The behavior of viewDidUnload
is identical in pre-iOS 6 and iOS 6 -- it is called when the view is unloaded. Because of this, you should NOT have to change any code for iOS 6. If you do, you did something wrong.
Before iOS 6 I used to removeObserver of NSNotification in viewDidUnload method.
If what you mean is that you added the observer in viewDidLoad
, then you must have it removed in dealloc
. Otherwise your code will crash.

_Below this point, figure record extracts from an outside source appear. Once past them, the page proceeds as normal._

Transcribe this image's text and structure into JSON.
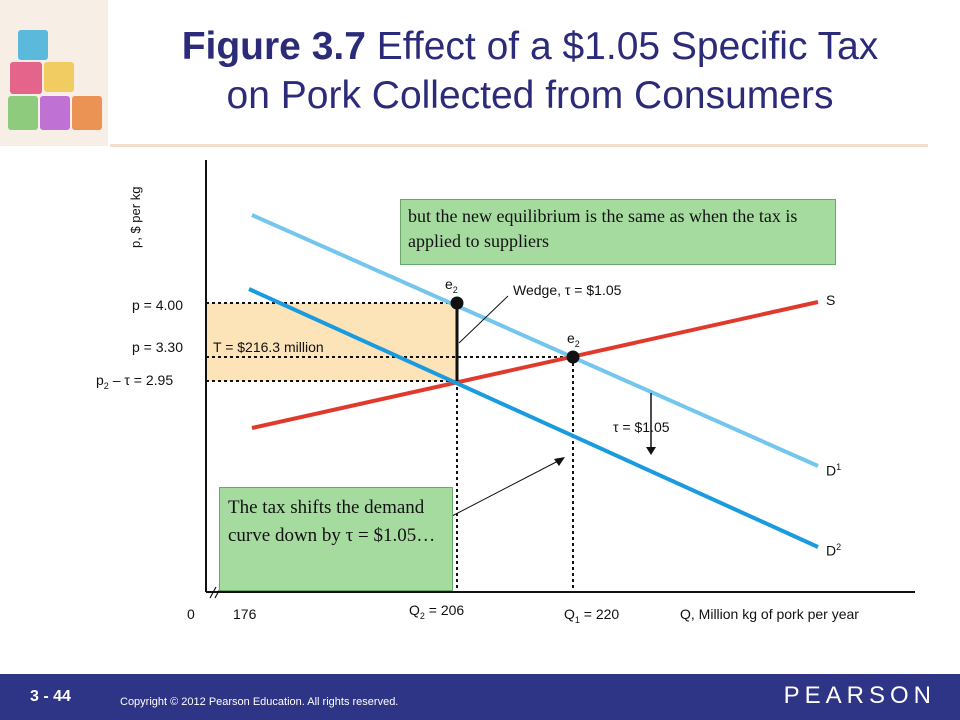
{
  "title": {
    "bold": "Figure 3.7",
    "line1_rest": " Effect of a $1.05 Specific Tax",
    "line2": "on Pork Collected from Consumers"
  },
  "axes": {
    "y_label": "p, $ per kg",
    "x_label": "Q, Million kg of pork per year",
    "origin": "0",
    "x_break_tick": "176"
  },
  "price_labels": {
    "p_high": "p = 4.00",
    "p_eq": "p = 3.30",
    "p_low_prefix": "p",
    "p_low_sub": "2",
    "p_low_rest": " – τ = 2.95"
  },
  "quantity_labels": {
    "q2_prefix": "Q",
    "q2_sub": "2",
    "q2_rest": " = 206",
    "q1_prefix": "Q",
    "q1_sub": "1",
    "q1_rest": " = 220"
  },
  "annotations": {
    "tax_revenue": "T = $216.3 million",
    "wedge": "Wedge, τ = $1.05",
    "tau": "τ = $1.05",
    "e2_top_base": "e",
    "e2_top_sub": "2",
    "e2_mid_base": "e",
    "e2_mid_sub": "2",
    "supply": "S",
    "d1_base": "D",
    "d1_sup": "1",
    "d2_base": "D",
    "d2_sup": "2"
  },
  "callouts": {
    "top": "but the new equilibrium is the same as when the tax is applied to suppliers",
    "bottom": "The tax shifts the demand curve down by τ = $1.05…"
  },
  "footer": {
    "page": "3 - 44",
    "copyright": "Copyright © 2012  Pearson Education. All rights reserved.",
    "brand": "PEARSON"
  },
  "colors": {
    "supply": "#e03a2c",
    "demand1": "#74c6ec",
    "demand2": "#1a9be0",
    "tax_area": "#fde3b8",
    "callout": "#a6dba0",
    "title": "#2b2b7a",
    "footer": "#2e3486"
  }
}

As I said above, 99% of the time, in pre-iOS 6, views are not unloaded. The typical flow is init
-> viewDidLoad
-> dealloc
. The view does not get unloaded in the middle.
You can optionally also remove the observer in viewDidUnload
. It is a good idea because it returns it to the state before the view was loaded. However, it is not strictly necessary, because when the view loads again, viewDidLoad
will be called, and overwrite whatever state there was before anyway.
So the answer is, you should not have to change anything in response to iOS 6. Whatever you did in viewDidLoad
should be undone in both viewDidUnload
(optional) and dealloc
(required). This is true in both iOS 6 and pre-iOS 6.